South Dakota Attorney General Gets No Jail Time, $1000 in Fines for Fatal Crash

South Dakota Attorney General Jason Ravnsborg (pronounced “Roundsberg”) was sentenced on Thursday to pay a fine of $500 each on two misdemeanor counts in connection with a fatal crash that killed a pedestrian in September. He received no jail time.
The judge who sentenced Ravnsborg was signing off on a plea deal the defendant had made with prosecutors, who did not discuss details of the investigation because a judge’s order prevents them from doing so, they said.
On September 12, Ravnsborg was driving home from a fundraiser when he hit Joseph Boever, 55, as he walked along the side of the highway. He called 9-1-1 and reported that he “hit something” and had “no idea” what. Law enforcement arrived at the scene but could not find what Ravnsborg had hit.
Ravnsborg returned to the scene the next day to find Boever dead.
Notably, the victim’s reading glasses were found inside Ravnsborg’s car. During a police interrogation on September 30, one detective told Ravnsborg, “His face was in your windshield, Jason. Think about that.”
The attorney general took a toxicology test a full 15 hours after the crash. It showed no alcohol in his system. Witnesses police spoke to at the fundraiser said they did not see Ravnsborg drinking.
He admitted to investigators that he had been browsing the internet on his phone minutes before the fatal crash, but said he put his phone down at least a minute before it happened.
Ravnsborg has resisted calls to resign his position. Fellow Republican Gov. Kristi Noem has been among his harshest critics and has repeatedly called for him to step down. Noem expressed “disappointment” at the outcome and issued a statement saying that Ravnsborg has “not accepted responsibility for the death of Joseph Boever and did not even appear in court today to face the charges or the Boever family.”

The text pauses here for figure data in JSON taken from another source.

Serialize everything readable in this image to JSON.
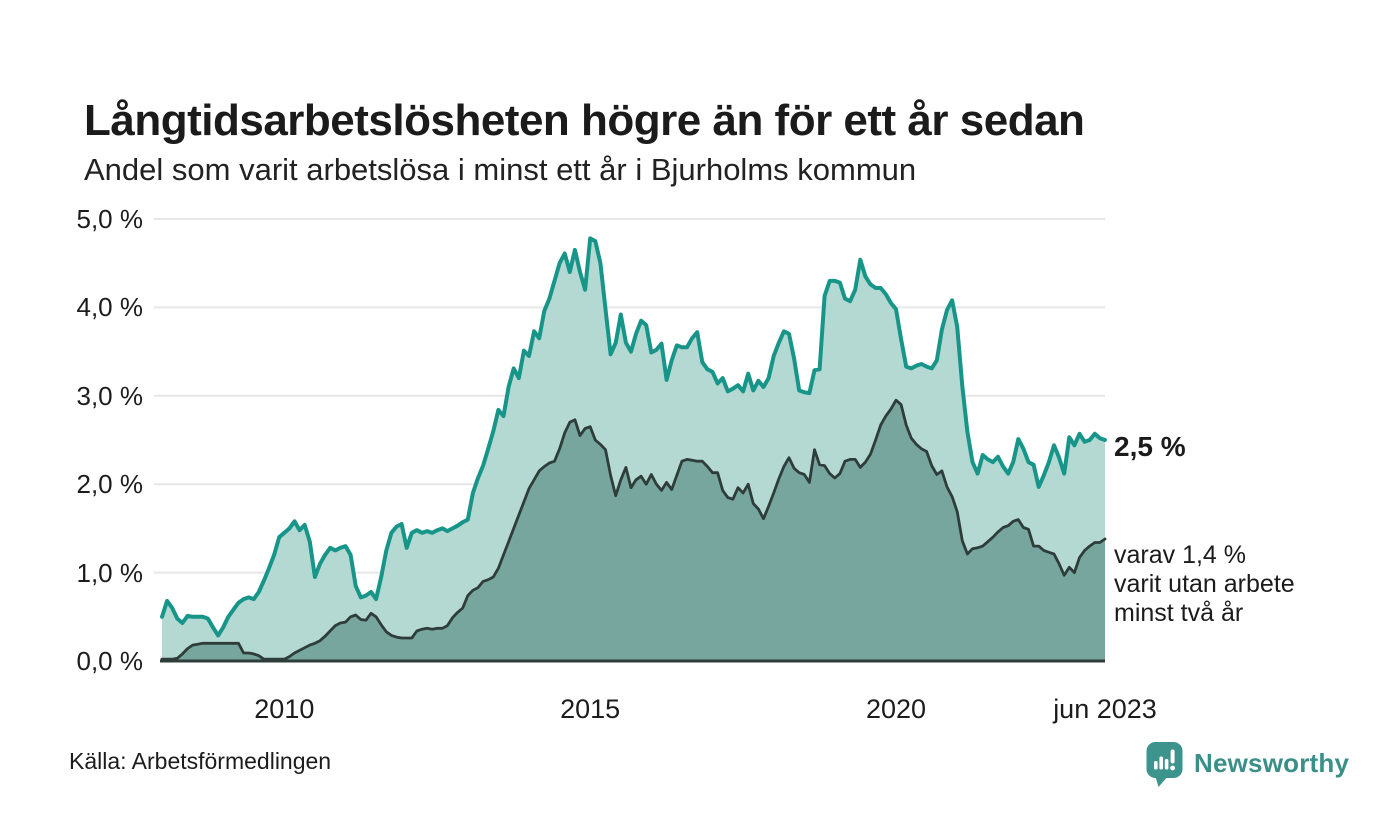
{
  "header": {
    "title": "Långtidsarbetslösheten högre än för ett år sedan",
    "subtitle": "Andel som varit arbetslösa i minst ett år i Bjurholms kommun"
  },
  "annotations": {
    "latest_value": "2,5 %",
    "secondary": [
      "varav 1,4 %",
      "varit utan arbete",
      "minst två år"
    ]
  },
  "footer": {
    "source": "Källa: Arbetsförmedlingen",
    "brand": "Newsworthy"
  },
  "colors": {
    "background": "#ffffff",
    "text": "#1b1b1b",
    "gridline": "#e7e7ea",
    "line_primary": "#189589",
    "fill_primary": "#aed6d0",
    "line_secondary": "#2e3d3a",
    "fill_secondary": "#74a39c",
    "brand_teal": "#3c948c"
  },
  "chart_data": {
    "type": "area",
    "title": "Långtidsarbetslösheten högre än för ett år sedan",
    "subtitle": "Andel som varit arbetslösa i minst ett år i Bjurholms kommun",
    "unit": "%",
    "frequency": "monthly",
    "x_start": "2008-01",
    "x_end": "2023-06",
    "ylim": [
      0,
      5
    ],
    "grid": true,
    "legend": "none",
    "y_ticks": [
      {
        "value": 0,
        "label": "0,0 %"
      },
      {
        "value": 1,
        "label": "1,0 %"
      },
      {
        "value": 2,
        "label": "2,0 %"
      },
      {
        "value": 3,
        "label": "3,0 %"
      },
      {
        "value": 4,
        "label": "4,0 %"
      },
      {
        "value": 5,
        "label": "5,0 %"
      }
    ],
    "x_ticks": [
      {
        "label": "2010",
        "month_index": 24
      },
      {
        "label": "2015",
        "month_index": 84
      },
      {
        "label": "2020",
        "month_index": 144
      },
      {
        "label": "jun 2023",
        "month_index": 185
      }
    ],
    "series": [
      {
        "name": "Andel arbetslösa minst ett år",
        "latest_label": "2,5 %",
        "values": [
          0.5,
          0.68,
          0.6,
          0.48,
          0.43,
          0.51,
          0.5,
          0.5,
          0.5,
          0.48,
          0.38,
          0.29,
          0.38,
          0.5,
          0.58,
          0.66,
          0.7,
          0.72,
          0.7,
          0.78,
          0.91,
          1.05,
          1.2,
          1.4,
          1.45,
          1.5,
          1.58,
          1.48,
          1.54,
          1.35,
          0.95,
          1.1,
          1.2,
          1.28,
          1.25,
          1.28,
          1.3,
          1.2,
          0.85,
          0.72,
          0.74,
          0.78,
          0.7,
          0.95,
          1.25,
          1.45,
          1.52,
          1.55,
          1.28,
          1.45,
          1.48,
          1.45,
          1.47,
          1.45,
          1.48,
          1.5,
          1.47,
          1.5,
          1.53,
          1.57,
          1.6,
          1.9,
          2.07,
          2.21,
          2.4,
          2.6,
          2.84,
          2.77,
          3.1,
          3.31,
          3.2,
          3.51,
          3.45,
          3.73,
          3.65,
          3.96,
          4.1,
          4.3,
          4.5,
          4.61,
          4.4,
          4.65,
          4.4,
          4.2,
          4.78,
          4.75,
          4.5,
          3.98,
          3.47,
          3.6,
          3.92,
          3.6,
          3.5,
          3.7,
          3.85,
          3.8,
          3.49,
          3.52,
          3.59,
          3.18,
          3.4,
          3.57,
          3.55,
          3.55,
          3.65,
          3.72,
          3.38,
          3.3,
          3.27,
          3.14,
          3.2,
          3.05,
          3.08,
          3.12,
          3.05,
          3.25,
          3.06,
          3.17,
          3.1,
          3.2,
          3.45,
          3.6,
          3.73,
          3.7,
          3.42,
          3.06,
          3.04,
          3.03,
          3.29,
          3.3,
          4.13,
          4.3,
          4.3,
          4.28,
          4.1,
          4.07,
          4.2,
          4.54,
          4.35,
          4.26,
          4.22,
          4.22,
          4.15,
          4.05,
          3.98,
          3.64,
          3.33,
          3.31,
          3.34,
          3.36,
          3.33,
          3.31,
          3.4,
          3.75,
          3.97,
          4.08,
          3.78,
          3.11,
          2.59,
          2.25,
          2.12,
          2.33,
          2.28,
          2.25,
          2.31,
          2.2,
          2.12,
          2.25,
          2.51,
          2.4,
          2.25,
          2.22,
          1.97,
          2.1,
          2.25,
          2.44,
          2.3,
          2.12,
          2.53,
          2.44,
          2.57,
          2.48,
          2.5,
          2.57,
          2.52,
          2.5
        ]
      },
      {
        "name": "Andel arbetslösa minst två år",
        "latest_label": "1,4 %",
        "values": [
          0.02,
          0.02,
          0.02,
          0.03,
          0.08,
          0.14,
          0.18,
          0.19,
          0.2,
          0.2,
          0.2,
          0.2,
          0.2,
          0.2,
          0.2,
          0.2,
          0.09,
          0.09,
          0.08,
          0.06,
          0.02,
          0.02,
          0.02,
          0.02,
          0.02,
          0.05,
          0.09,
          0.12,
          0.15,
          0.18,
          0.2,
          0.23,
          0.28,
          0.34,
          0.4,
          0.43,
          0.44,
          0.5,
          0.52,
          0.47,
          0.46,
          0.54,
          0.5,
          0.41,
          0.33,
          0.29,
          0.27,
          0.26,
          0.26,
          0.26,
          0.34,
          0.36,
          0.37,
          0.36,
          0.37,
          0.37,
          0.4,
          0.49,
          0.55,
          0.6,
          0.74,
          0.8,
          0.83,
          0.9,
          0.92,
          0.95,
          1.05,
          1.2,
          1.35,
          1.5,
          1.65,
          1.8,
          1.95,
          2.05,
          2.15,
          2.2,
          2.24,
          2.26,
          2.4,
          2.58,
          2.7,
          2.73,
          2.55,
          2.63,
          2.65,
          2.5,
          2.45,
          2.39,
          2.1,
          1.87,
          2.05,
          2.19,
          1.96,
          2.05,
          2.09,
          2.0,
          2.11,
          2.0,
          1.93,
          2.02,
          1.94,
          2.1,
          2.26,
          2.28,
          2.27,
          2.26,
          2.26,
          2.2,
          2.13,
          2.13,
          1.93,
          1.85,
          1.83,
          1.96,
          1.9,
          2.0,
          1.78,
          1.72,
          1.61,
          1.75,
          1.9,
          2.06,
          2.2,
          2.3,
          2.18,
          2.13,
          2.11,
          2.02,
          2.39,
          2.22,
          2.21,
          2.12,
          2.07,
          2.12,
          2.26,
          2.28,
          2.28,
          2.19,
          2.25,
          2.34,
          2.5,
          2.67,
          2.77,
          2.85,
          2.95,
          2.9,
          2.67,
          2.52,
          2.45,
          2.4,
          2.37,
          2.21,
          2.11,
          2.15,
          1.97,
          1.86,
          1.69,
          1.36,
          1.21,
          1.27,
          1.28,
          1.3,
          1.35,
          1.4,
          1.46,
          1.51,
          1.53,
          1.58,
          1.6,
          1.51,
          1.49,
          1.3,
          1.3,
          1.25,
          1.23,
          1.21,
          1.1,
          0.97,
          1.06,
          1.0,
          1.17,
          1.25,
          1.3,
          1.34,
          1.34,
          1.38
        ]
      }
    ]
  }
}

The attorney general was not required to appear in court on Thursday.
Noem urged the legislature to take up articles of impeachment against the attorney general. The legislature had previously done so, but paused the effort in March to “allow the legal system to proceed without further interference and with due process.”
On Thursday, Boever’s sister Jane expressed disgust at the outcome and Ravnsborg’s absence. “Why, after having to wait nearly a year, do we not have the chance to face him?” she asked the court.
“We do not feel a couple of fines is adequate punishment for killing a man,” she said. “This is inexcusable.”